Mon 1 Mar. 2010, 14:00
Title: From DNA to Jay-Z: how ideas from bioinformatics can automate finding rhymes in rap music
Speaker: Daniel G. Brown, University of Waterloo, Canada
Abstract: Unlike most kinds of music, the core of rap music is found in the rhythm and rhyme of its lyrics. Different artists or subgenres will use different kinds of rhyme, which in some cases can be extremely complicated: the end of one line may rhyme with several parts of the previous line, and in some cases, rhymes may be imperfect. Detecting these complex rhyme patterns manually is time consuming and tedious. We have designed a system for automatic rhyme annotation.

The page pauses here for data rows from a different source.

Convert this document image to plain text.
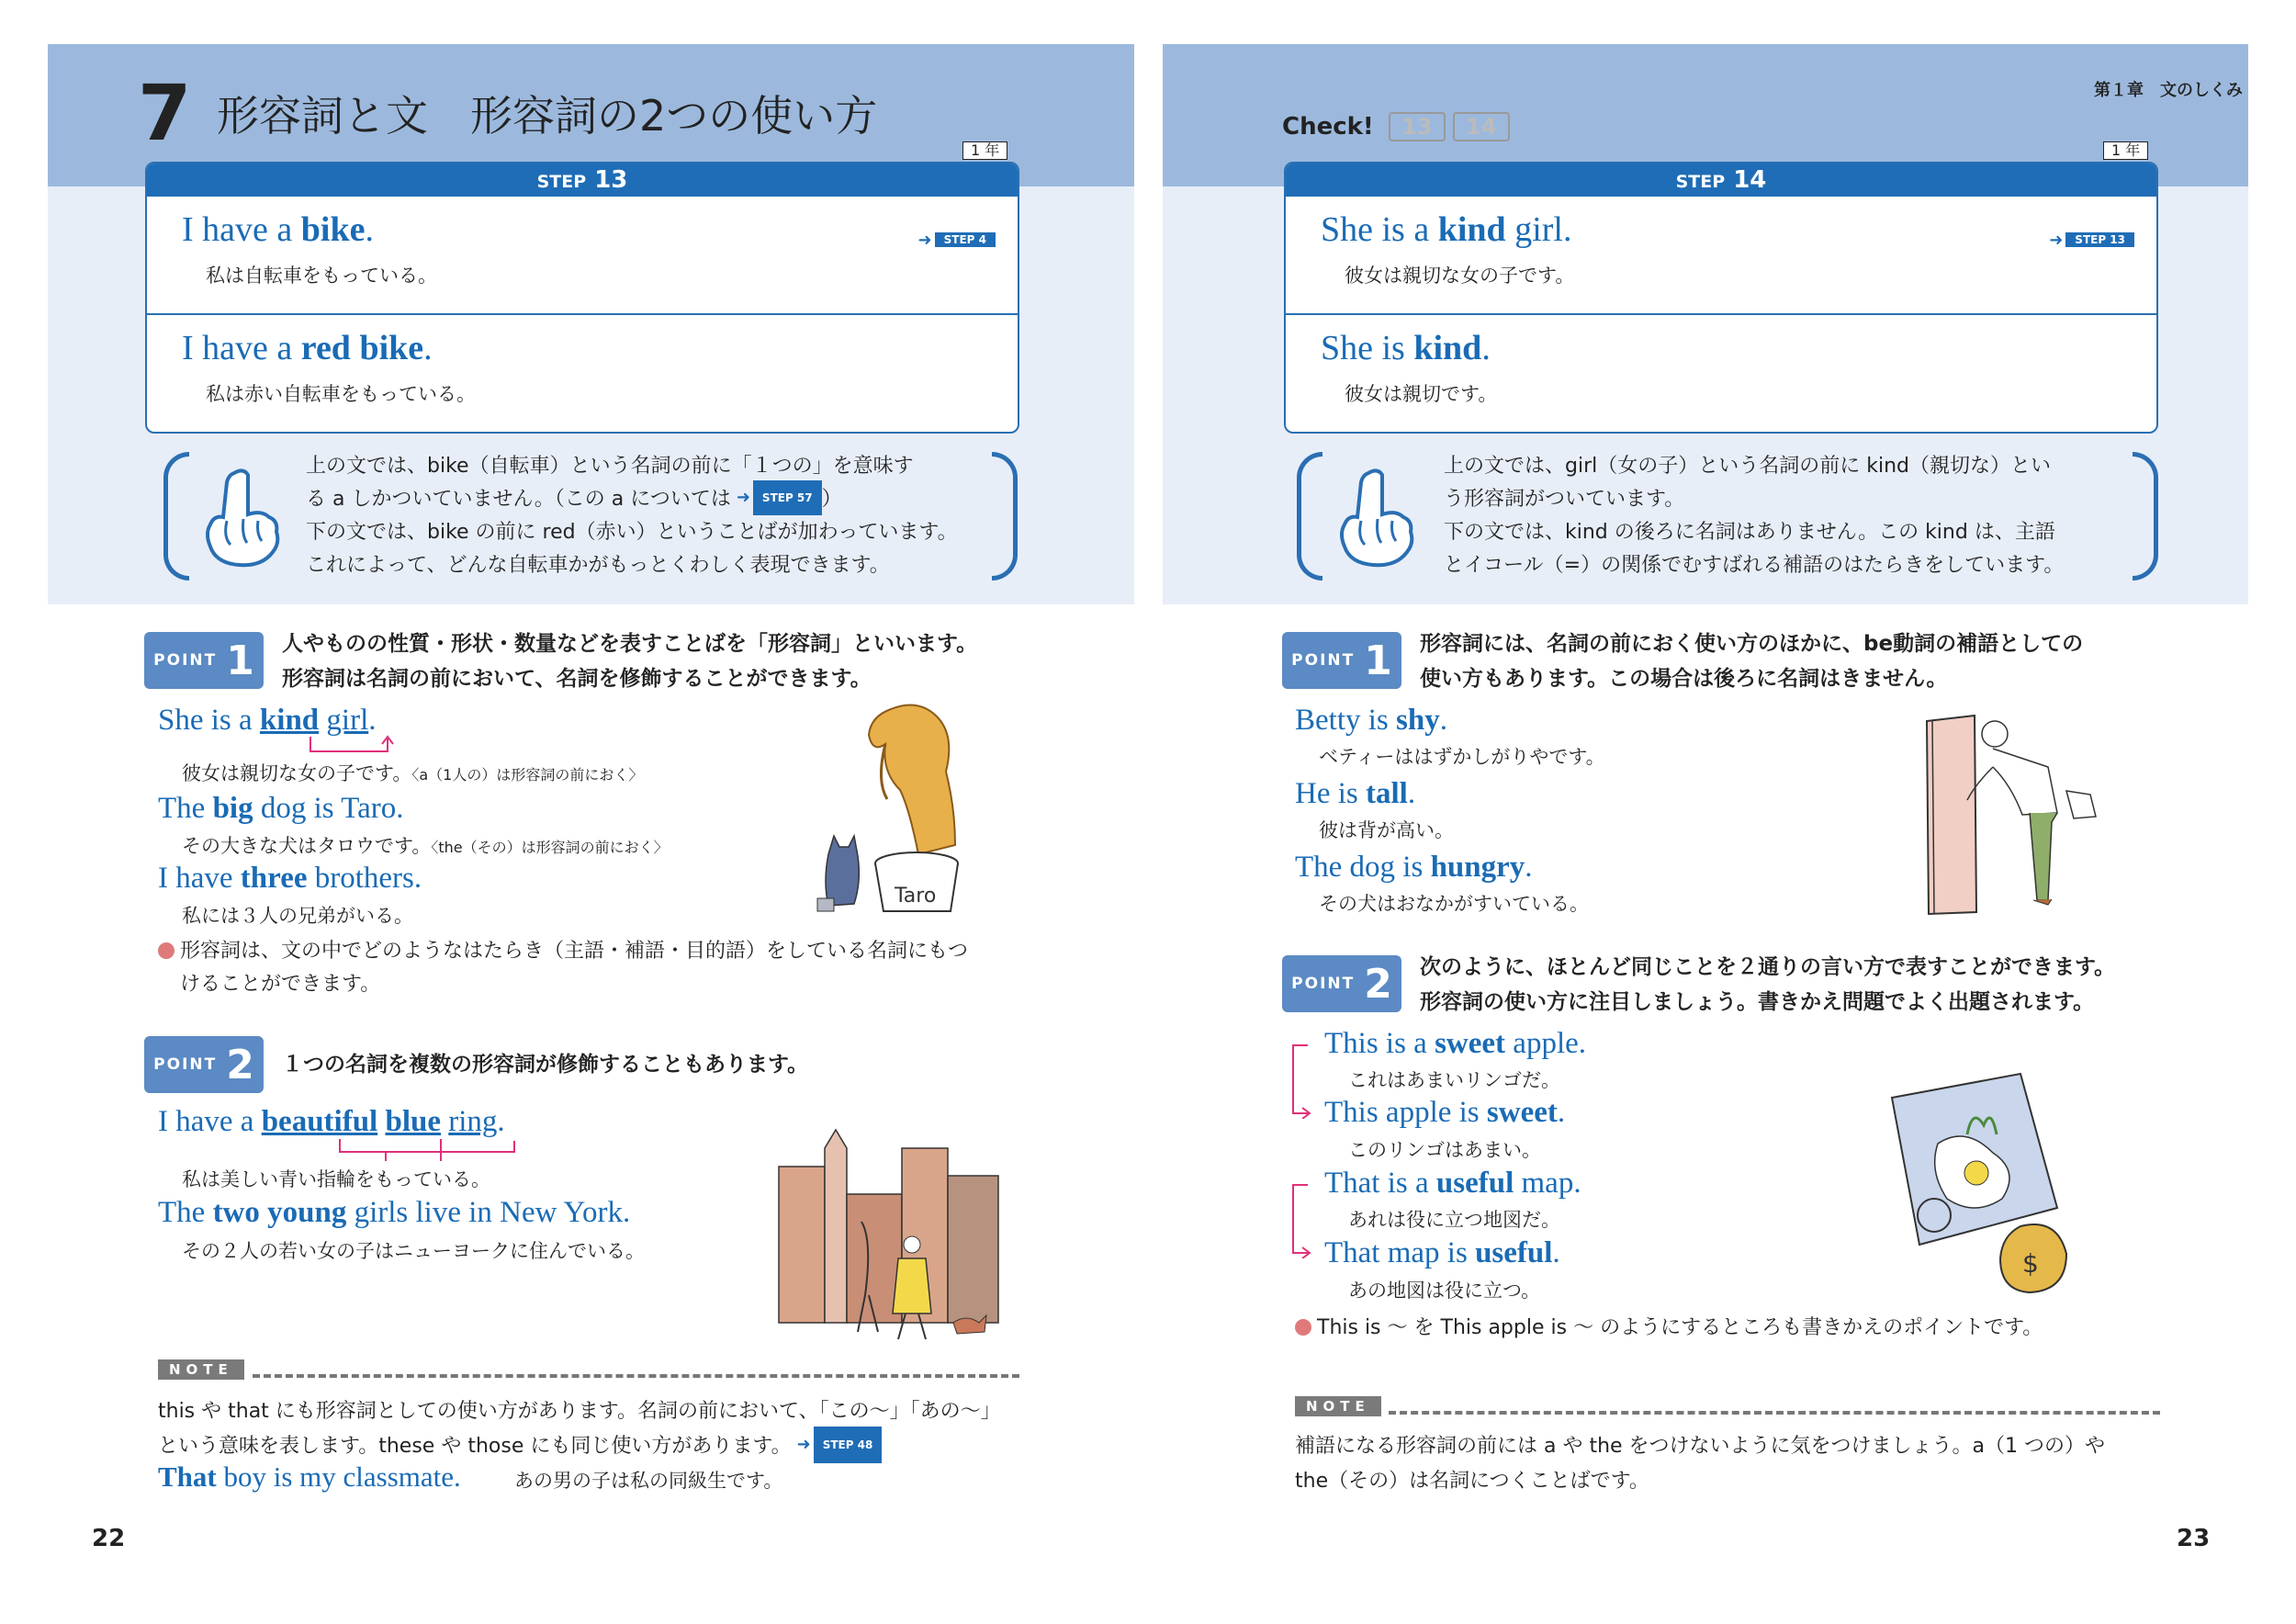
7 形容詞と文　形容詞の2つの使い方
1 年
STEP 13
I have a bike.
私は自転車をもっている。
➜	STEP 4
I have a red bike.
私は赤い自転車をもっている。
上の文では、bike（自転車）という名詞の前に「１つの」を意味す
る a しかついていません。（この a については ➜	STEP 57 ）
下の文では、bike の前に red（赤い）ということばが加わっています。
これによって、どんな自転車かがもっとくわしく表現できます。
POINT 1 人やものの性質・形状・数量などを表すことばを「形容詞」といいます。
形容詞は名詞の前において、名詞を修飾することができます。
She is a kind girl.
彼女は親切な女の子です。〈a（1人の）は形容詞の前におく〉
The big dog is Taro.
その大きな犬はタロウです。〈the（その）は形容詞の前におく〉
I have three brothers.
私には３人の兄弟がいる。
形容詞は、文の中でどのようなはたらき（主語・補語・目的語）をしている名詞にもつ
けることができます。
Taro
POINT 2 １つの名詞を複数の形容詞が修飾することもあります。
I have a beautiful blue ring.
私は美しい青い指輪をもっている。
The two young girls live in New York.
その２人の若い女の子はニューヨークに住んでいる。
NOTE
this や that にも形容詞としての使い方があります。名詞の前において、「この～」「あの～」
という意味を表します。these や those にも同じ使い方があります。 ➜	STEP 48
That boy is my classmate.	あの男の子は私の同級生です。
22
第１章　文のしくみ
Check!	13	14
1 年
STEP 14
She is a kind girl.
彼女は親切な女の子です。
➜	STEP 13
She is kind.
彼女は親切です。
上の文では、girl（女の子）という名詞の前に kind（親切な）とい
う形容詞がついています。
下の文では、kind の後ろに名詞はありません。この kind は、主語
とイコール（=）の関係でむすばれる補語のはたらきをしています。
POINT 1 形容詞には、名詞の前におく使い方のほかに、be動詞の補語としての
使い方もあります。この場合は後ろに名詞はきません。
Betty is shy.
ベティーははずかしがりやです。
He is tall.
彼は背が高い。
The dog is hungry.
その犬はおなかがすいている。
POINT 2 次のように、ほとんど同じことを２通りの言い方で表すことができます。
形容詞の使い方に注目しましょう。書きかえ問題でよく出題されます。
This is a sweet apple.
これはあまいリンゴだ。
This apple is sweet.
このリンゴはあまい。
That is a useful map.
あれは役に立つ地図だ。
That map is useful.
あの地図は役に立つ。
This is ～ を This apple is ～ のようにするところも書きかえのポイントです。
$
NOTE
補語になる形容詞の前には a や the をつけないように気をつけましょう。a（1 つの）や
the（その）は名詞につくことばです。
23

Our approach is founded on several bioinformatics ideas. First, using a test corpus of known rhymes, we develop a probabilistic model of rhymed and unrhymed syllables. Then, we use that model to build a log-likelihood ratio scoring matrix for identifying what is and is not a rhyme. Finally, we create a local alignment procedure to find high-scoring lyrics segments. Our procedure has high sensitivity and specificity in identifying true rhymes in an annotated corpus; essentially, it identifies most complex rhymes, and identifies few false rhymes. We can use it to characterize artists, and then to develop classifiers for individual artists with surprising success. Joint work with MMath student Hussein Hirjee Bio: Dan Brown is Associate Professor of Computer Science at the University of Waterloo, where he has been since 2001. From 2000 to 2001, he worked on the human and mouse genome projects at the Whitehead/MIT Center for Genome Research. His interests are in algorithms for understanding the information in discrete sequences, particularly identifying patterns in DNA and protein sequences.